Charlottesville currently has three historical markers recognizing William Taylor as one of the area’s first colonial settlers dating back to 1737. If the Charlottesville Planning Commission’s recommendation to approve a rezoning at Ridge Street and Cherry Avenue holds, Taylor will be honored at a fourth location by construction of Southern Development’s proposed “ William Taylor Plaza .”
On Wednesday, the Commission held another public hearing on the project which would create up to fifty apartments or condominiums along Ridge Street and 100,000 square feet of commercial space along Cherry Avenue. While final approval will be up to City Council, the forested corner across from Tonsler Park has been on their agenda previously. In October 2008, City Council approved the sale of two parcels of city-owned land that are now incorporated into the development proposal.

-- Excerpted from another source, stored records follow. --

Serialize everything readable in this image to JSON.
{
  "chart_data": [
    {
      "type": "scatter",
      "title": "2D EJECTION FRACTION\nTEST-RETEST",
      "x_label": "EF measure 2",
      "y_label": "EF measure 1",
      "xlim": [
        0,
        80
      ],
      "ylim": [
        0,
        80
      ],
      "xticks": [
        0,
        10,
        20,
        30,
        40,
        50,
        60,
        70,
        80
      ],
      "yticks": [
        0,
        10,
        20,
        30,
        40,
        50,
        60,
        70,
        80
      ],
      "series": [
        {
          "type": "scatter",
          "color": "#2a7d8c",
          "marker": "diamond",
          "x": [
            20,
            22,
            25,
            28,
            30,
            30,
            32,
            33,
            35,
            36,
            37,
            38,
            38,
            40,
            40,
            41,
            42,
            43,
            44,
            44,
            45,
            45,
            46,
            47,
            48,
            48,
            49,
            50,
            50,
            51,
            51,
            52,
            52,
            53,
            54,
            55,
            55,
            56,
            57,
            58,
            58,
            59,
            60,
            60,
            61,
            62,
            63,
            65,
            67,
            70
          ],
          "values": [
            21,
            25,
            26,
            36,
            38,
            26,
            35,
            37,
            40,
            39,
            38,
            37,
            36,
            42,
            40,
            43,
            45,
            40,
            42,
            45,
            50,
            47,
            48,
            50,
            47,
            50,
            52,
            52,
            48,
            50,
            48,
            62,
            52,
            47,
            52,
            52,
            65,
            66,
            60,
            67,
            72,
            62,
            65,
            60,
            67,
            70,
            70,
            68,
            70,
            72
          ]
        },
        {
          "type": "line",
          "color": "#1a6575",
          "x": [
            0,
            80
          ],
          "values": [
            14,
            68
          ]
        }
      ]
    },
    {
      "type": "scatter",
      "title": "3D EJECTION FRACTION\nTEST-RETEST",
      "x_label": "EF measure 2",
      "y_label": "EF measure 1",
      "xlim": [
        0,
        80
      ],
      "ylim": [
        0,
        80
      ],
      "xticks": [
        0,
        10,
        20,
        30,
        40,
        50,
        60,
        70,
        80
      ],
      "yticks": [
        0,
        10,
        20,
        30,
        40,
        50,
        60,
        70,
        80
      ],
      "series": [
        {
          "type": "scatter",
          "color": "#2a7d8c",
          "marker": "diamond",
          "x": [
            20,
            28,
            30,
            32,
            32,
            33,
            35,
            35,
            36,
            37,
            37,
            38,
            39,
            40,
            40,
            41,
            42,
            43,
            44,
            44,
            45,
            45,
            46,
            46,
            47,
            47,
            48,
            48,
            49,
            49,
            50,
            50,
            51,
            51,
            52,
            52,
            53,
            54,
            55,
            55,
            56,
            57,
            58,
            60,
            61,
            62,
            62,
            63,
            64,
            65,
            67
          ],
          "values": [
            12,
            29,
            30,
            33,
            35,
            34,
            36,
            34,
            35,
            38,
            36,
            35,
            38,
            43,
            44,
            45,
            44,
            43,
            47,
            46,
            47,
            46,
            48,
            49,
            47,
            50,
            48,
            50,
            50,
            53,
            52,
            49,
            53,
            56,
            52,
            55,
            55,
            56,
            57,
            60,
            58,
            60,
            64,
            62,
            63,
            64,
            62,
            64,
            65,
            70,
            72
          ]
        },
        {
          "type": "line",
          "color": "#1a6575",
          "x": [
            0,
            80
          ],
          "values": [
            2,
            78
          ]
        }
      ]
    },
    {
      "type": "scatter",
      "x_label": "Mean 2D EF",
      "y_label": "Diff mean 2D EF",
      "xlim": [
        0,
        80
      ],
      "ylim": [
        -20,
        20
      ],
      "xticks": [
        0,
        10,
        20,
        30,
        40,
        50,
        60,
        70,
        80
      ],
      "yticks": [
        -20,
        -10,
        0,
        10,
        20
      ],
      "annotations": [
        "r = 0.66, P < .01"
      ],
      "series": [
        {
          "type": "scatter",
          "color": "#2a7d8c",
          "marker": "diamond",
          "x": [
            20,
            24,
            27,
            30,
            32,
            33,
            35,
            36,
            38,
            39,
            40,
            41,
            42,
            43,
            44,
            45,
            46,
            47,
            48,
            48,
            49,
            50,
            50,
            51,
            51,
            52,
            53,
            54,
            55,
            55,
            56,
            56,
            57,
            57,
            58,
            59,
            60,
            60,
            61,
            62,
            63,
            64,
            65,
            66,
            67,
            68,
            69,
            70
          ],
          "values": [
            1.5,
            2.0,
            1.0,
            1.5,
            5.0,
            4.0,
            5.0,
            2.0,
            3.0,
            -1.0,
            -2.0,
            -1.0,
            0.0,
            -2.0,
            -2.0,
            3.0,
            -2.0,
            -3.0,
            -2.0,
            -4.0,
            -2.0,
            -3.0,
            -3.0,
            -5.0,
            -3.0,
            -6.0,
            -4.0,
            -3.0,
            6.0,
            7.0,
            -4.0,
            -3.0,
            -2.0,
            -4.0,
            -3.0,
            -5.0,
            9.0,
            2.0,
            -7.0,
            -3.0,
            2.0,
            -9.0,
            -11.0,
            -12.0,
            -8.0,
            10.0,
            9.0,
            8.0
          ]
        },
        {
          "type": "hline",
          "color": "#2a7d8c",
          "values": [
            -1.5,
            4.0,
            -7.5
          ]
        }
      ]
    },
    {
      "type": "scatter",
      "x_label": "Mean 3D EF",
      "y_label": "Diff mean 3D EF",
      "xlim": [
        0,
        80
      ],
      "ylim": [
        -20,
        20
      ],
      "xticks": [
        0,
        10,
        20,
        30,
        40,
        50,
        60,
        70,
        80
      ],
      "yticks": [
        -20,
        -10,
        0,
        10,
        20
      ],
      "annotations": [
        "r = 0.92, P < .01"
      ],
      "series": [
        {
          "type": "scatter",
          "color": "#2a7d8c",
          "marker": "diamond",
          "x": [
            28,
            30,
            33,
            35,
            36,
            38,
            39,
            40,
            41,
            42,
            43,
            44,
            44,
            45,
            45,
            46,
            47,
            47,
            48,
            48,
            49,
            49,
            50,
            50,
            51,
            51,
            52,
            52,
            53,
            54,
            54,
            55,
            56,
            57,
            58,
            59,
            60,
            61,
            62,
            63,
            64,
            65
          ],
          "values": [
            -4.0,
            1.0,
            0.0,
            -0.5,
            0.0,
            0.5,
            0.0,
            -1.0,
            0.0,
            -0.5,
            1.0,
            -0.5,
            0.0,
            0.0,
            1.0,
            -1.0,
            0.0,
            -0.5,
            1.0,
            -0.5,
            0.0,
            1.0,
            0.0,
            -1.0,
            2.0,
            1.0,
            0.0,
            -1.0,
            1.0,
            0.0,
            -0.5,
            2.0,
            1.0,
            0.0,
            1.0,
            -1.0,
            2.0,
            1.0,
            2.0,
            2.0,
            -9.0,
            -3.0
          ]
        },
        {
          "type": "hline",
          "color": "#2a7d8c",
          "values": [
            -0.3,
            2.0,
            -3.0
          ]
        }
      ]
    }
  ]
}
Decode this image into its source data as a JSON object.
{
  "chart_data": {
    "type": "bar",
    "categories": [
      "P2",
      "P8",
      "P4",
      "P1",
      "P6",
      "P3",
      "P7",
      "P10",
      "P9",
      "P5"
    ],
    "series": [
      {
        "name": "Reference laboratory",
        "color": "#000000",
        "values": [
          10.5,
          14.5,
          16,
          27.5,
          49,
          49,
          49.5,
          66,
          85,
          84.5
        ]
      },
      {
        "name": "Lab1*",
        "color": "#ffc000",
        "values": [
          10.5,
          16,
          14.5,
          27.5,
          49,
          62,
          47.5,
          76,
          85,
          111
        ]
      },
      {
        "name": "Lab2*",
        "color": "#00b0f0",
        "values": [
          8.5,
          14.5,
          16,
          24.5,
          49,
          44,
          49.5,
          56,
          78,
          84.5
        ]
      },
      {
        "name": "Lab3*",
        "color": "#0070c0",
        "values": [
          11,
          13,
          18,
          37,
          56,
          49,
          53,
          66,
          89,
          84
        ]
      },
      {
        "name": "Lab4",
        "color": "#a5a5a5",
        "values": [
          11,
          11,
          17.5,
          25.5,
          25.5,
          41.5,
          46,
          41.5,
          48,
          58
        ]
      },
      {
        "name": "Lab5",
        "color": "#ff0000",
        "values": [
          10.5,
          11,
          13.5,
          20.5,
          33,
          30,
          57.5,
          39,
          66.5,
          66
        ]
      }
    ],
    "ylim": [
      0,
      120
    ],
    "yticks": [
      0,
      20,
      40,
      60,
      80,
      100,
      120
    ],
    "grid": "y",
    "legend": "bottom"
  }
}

Eight residents spoke at Wednesday’s public hearing and seven of them voiced concerns about matters that included increased traffic, building heights, the protection of trees, and the potential to disturb a family graveyard. Charlottesville resident Antoinette Roades was among those telling the Commission she opposed the development.
“I oppose this massive project. It will literally crush my very old, very fragile neighborhood,” said Roades. “But even if I thought this project was great, I would oppose your advancing it because of the overriding concern of Allen Woodson Hawkins’ family graveyard.”
Roades has collected evidence which she says proves the family graveyard will be impacted by the project. Charlie Armstrong, a Vice President of Southern Development, told the Commission that his company has had archeological experts look at the site, but so far no graveyard has been found. He pledged to excavate the site carefully and respect any evidence of human remains. The Planning Commission was told by Deputy City Attorney, Richard Harris, that even if the graveyard does exist, the matter was outside their purview with respect to the act of just rezoning the property.
“These lots can be built on right now by right,” said Harris. “A rezoning will simply allow a different type of development on that property.”
If approved by City Council, William Taylor Plaza would be a Planned Unit Development on 2.9 acres. The conceptual plan by local architect Kirk Train shows two-story residential buildings along Ridge Street and commercial buildings up to five stories in height along Cherry Avenue. At least twenty percent of the land will be undisturbed and include a public arboretum.
Since the Commission’s review of the rezoning last month, Armstrong said he had responded to concerns about traffic, bicycle storage, and pedestrian safety. City staff said they were supportive of the rezoning. While Commissioners continued to express concerns about additional traffic in the neighborhood and pedestrian safety, City staff concluded that Armstrong had appropriately mitigated the impacts of his development.
Commissioner Jason Pearson said that traffic was an issue that the City already needed to address throughout the Cherry Avenue corridor as it seeks to promote mixed-use development.
“It is currently zoned to be much more intense in density than current construction would suggest. There will be a lot more cars on Cherry Avenue if that zoning envelope is truly built out,” said Pearson. “We would do well as a Commission to think more comprehensively than this single project.”
“We think it is a great project for the city,” said Charlie Armstrong after the commission’s 5-2 vote to recommend the rezoning. Commissioners Bill Emory and Genevieve Keller voted against the project. “We hope to start engineering as soon as rezoning is complete. It will be a year or two before any construction activity begins.”
City Planner Ebony Walden said she expects Charlottesville City Council to review the rezoning in October.